Netflix has been telling Wall Street for years that it prefers to build, not buy. Apparently, that philosophy has an expiration date — and it just hit.
Days after walking away from an $82.7 billion bid to acquire Warner Bros. Discovery’s studio and streaming businesses, Netflix pivoted hard in the other direction. Its new target? InterPositive, an AI filmmaking startup that Ben Affleck quietly founded in 2022 and kept in stealth mode until now. The price tag: up to $600 million, making it the biggest acquisition in Netflix’s history.
Here’s what makes this deal fascinating. InterPositive isn’t some generic AI chatbot play. The company built a system that creates AI models from a production’s existing dailies — the raw footage shot each day — then lets filmmakers use those models in post-production. Think relighting shots, mixing color, adding visual effects, all without reshooting or hiring massive VFX teams. The entire 16-person team of engineers, researchers, and creatives will fold into Netflix, with Affleck staying on as a senior adviser.
The timing is telling. Netflix didn’t want to outbid Paramount Skydance for WBD’s legacy studio empire at $31 per share. Instead, it’s betting that the future of content creation isn’t about owning more soundstages — it’s about making the production process radically cheaper and more flexible through AI. If InterPositive’s tech works at scale, Netflix could dramatically reduce post-production costs across its massive content slate while giving creators tools that don’t exist anywhere else.

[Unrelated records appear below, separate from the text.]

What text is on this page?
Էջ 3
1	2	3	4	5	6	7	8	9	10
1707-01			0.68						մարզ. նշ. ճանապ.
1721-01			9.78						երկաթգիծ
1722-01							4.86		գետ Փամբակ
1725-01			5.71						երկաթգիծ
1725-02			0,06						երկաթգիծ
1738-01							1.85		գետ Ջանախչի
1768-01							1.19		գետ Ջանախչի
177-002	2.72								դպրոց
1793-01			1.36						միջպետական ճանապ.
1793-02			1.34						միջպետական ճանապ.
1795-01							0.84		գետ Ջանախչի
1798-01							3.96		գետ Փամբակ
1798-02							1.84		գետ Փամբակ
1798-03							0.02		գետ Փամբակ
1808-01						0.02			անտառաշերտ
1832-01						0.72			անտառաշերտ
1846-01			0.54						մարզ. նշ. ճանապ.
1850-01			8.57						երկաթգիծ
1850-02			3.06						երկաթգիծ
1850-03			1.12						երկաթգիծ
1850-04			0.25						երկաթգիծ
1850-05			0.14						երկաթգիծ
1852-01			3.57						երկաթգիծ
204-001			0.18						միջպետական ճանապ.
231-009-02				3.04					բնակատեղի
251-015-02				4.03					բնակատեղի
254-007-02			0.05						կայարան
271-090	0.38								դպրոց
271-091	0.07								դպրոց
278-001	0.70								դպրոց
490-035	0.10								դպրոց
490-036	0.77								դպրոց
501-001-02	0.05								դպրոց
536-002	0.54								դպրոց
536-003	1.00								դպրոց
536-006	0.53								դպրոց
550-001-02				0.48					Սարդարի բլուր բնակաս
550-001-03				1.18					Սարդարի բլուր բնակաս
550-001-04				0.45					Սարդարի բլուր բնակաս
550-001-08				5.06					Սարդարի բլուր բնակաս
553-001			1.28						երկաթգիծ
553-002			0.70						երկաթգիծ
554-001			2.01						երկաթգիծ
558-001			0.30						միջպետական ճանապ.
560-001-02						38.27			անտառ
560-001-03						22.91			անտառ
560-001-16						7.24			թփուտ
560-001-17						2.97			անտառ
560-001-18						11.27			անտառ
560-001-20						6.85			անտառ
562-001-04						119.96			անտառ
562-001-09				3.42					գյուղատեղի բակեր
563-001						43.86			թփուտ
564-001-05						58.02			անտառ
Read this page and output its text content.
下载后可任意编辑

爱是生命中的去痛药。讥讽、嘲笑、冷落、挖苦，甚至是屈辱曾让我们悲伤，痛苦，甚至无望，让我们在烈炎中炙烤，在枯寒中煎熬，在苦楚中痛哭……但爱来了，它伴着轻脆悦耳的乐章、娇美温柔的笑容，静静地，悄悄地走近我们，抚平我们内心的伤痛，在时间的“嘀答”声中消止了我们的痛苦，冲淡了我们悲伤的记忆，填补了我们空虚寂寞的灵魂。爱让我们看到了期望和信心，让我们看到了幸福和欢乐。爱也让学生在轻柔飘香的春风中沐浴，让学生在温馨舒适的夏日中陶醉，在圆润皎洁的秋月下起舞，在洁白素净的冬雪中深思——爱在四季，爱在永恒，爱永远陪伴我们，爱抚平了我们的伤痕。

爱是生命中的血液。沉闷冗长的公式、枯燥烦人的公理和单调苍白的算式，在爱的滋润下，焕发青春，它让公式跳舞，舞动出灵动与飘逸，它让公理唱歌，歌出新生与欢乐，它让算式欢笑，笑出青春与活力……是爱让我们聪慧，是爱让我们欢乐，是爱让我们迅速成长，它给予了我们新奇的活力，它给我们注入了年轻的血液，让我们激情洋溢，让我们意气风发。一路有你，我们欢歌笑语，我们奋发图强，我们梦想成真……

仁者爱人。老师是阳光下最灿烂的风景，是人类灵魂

Netflix plans to offer InterPositive’s technology to its creative partners but has no plans to sell it commercially. That’s the real power move: a proprietary AI toolkit that makes Netflix the most attractive studio in Hollywood for directors and producers who want cutting-edge tools. Chief Content Officer Bela Bajaria called it about giving partners “more choices, more control, and more protection for their vision.”
For investors watching NFLX, this is a signal worth noting. Netflix is shifting from a content volume war to a technology advantage war. The $600 million is structured with performance targets — Affleck and his investors only get the full payout if InterPositive delivers. That’s smart capital allocation. Whether it actually transforms how movies get made remains to be seen, but Netflix is placing a bet that AI in Hollywood isn’t hype — it’s infrastructure.